Calling on the Colombo government and the Liberation Tigers "to
urgently allow aid workers free access to all parts of the island so
that vital supplies can reach those cut off by fighting," UNHCR
appealed for them "to permit freedom of movement to all civilians
displaced by their conflict." Since April UNHCR says 162,000 people
have become internally displaced, while 7,439 have become refugees in
Tamil Nadu.
Humanitarian agencies in Kilinochchi are targeting their help to those
displaced people – some 9,500 individuals – living outdoors under
trees, or in communal buildings, the UNHCR said in a statement from its
Geneva headquarters.
"We and our partners are now seriously concerned about the welfare of
civilians in areas inaccessible to humanitarian agencies because of
strictly enforced travel restrictions, as fighting continues in the
north and east of Sri Lanka," UNHCR spokesperson Jennifer Pagonis told
journalists in Geneva.
After the main access road to the Jaffna peninsula through the
LTTE-controlled Killinochchi district was closed, supplies of food and
water have fallen to what Pagonis described as "alarmingly low levels"
in many locations. "As a result, people are hoarding food, and
merchants are sharply hiking prices in local markets," she added.
"Unfortunately, we have limited stock [in LTTE-controlled Kilinochchi]
and are not sure when new stock will arrive because of restrictions on
road transport," said Pagonis.
The UNHCR’s appeal for civilians to have freedom of movement to escape
fighting comes amid numerous reports from Jaffna that Sri Lankan troops
in areas being targeted by LTTE artillery are blocking civilians trying
to move to safer areas of the peninsula.
The situation in Point Pedro, in the north of the Jaffna peninsula, is
even more fluid and unpredictable than in Jaffna town.

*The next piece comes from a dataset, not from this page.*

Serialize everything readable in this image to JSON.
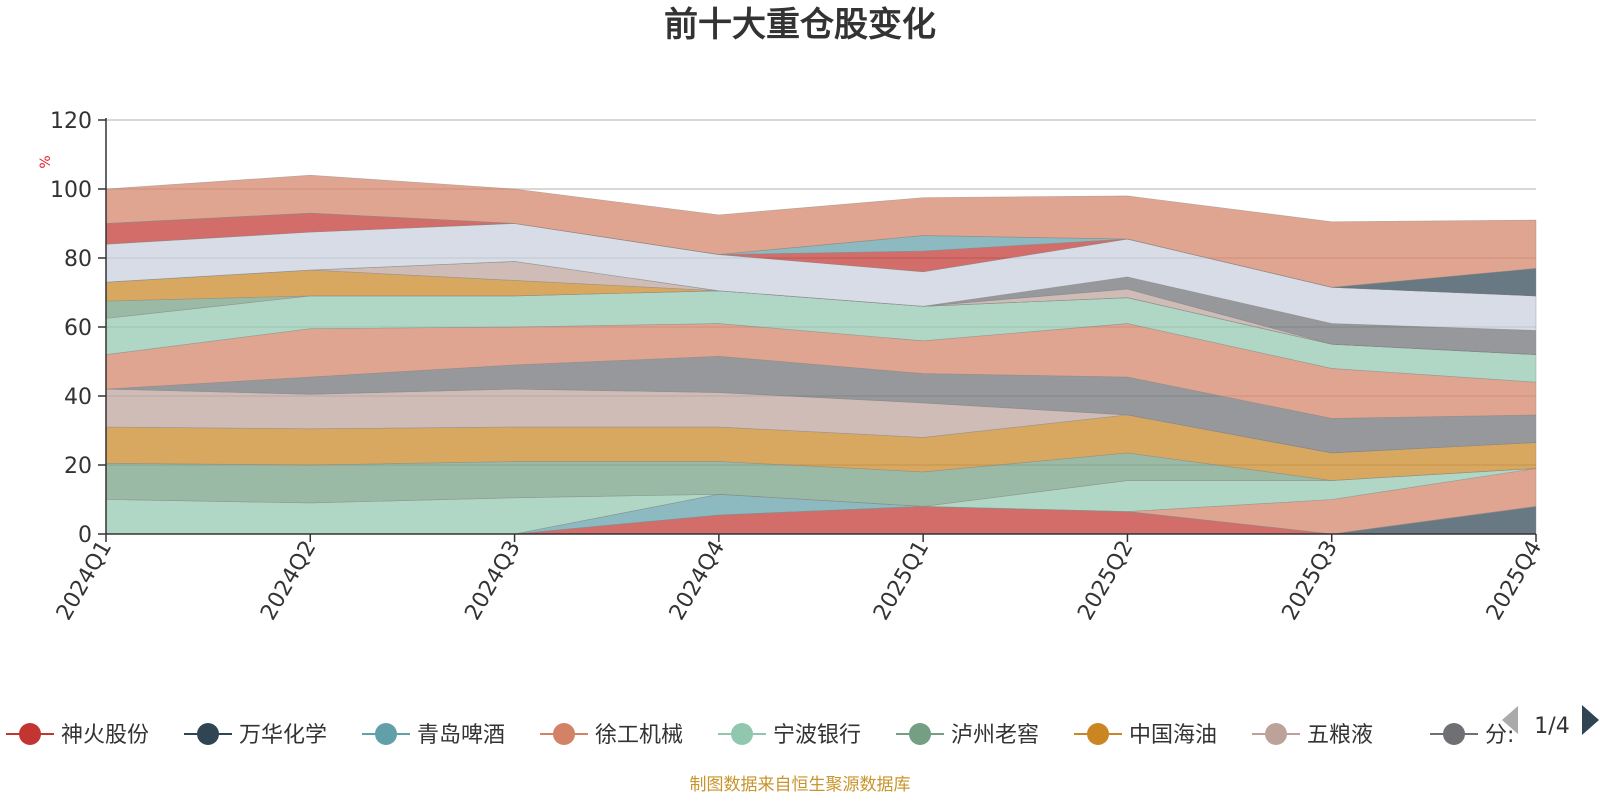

Displaced
civilians in Point Pedro are staying in vacant homes and with host
families, and UNHCR and its partners fear they may not have adequate
electricity, water and sanitary facilities.
"Eastern districts face a similar crisis," Pagonis said. "Thousands of
displaced families in Muttur and Eachchilampattu divisions of
Trincomalee district, and Vaharai division in Batticaloa district, are
in desperate need of sustained humanitarian relief."
"We have gained limited access to Vaharai," Pagonis said, referring an
area of Batticaloa receiving many thousands of displaced people from
neighbouring Trincomalee.
Since fighting began to flare up in Sri Lanka in April, UNHCR has
recorded 162,000 Sri Lankans who have fled their homes but remain
within the country, as well as 7,439 who have crossed the Palk Strait
to become refugees in southern India's Tamil Nadu state.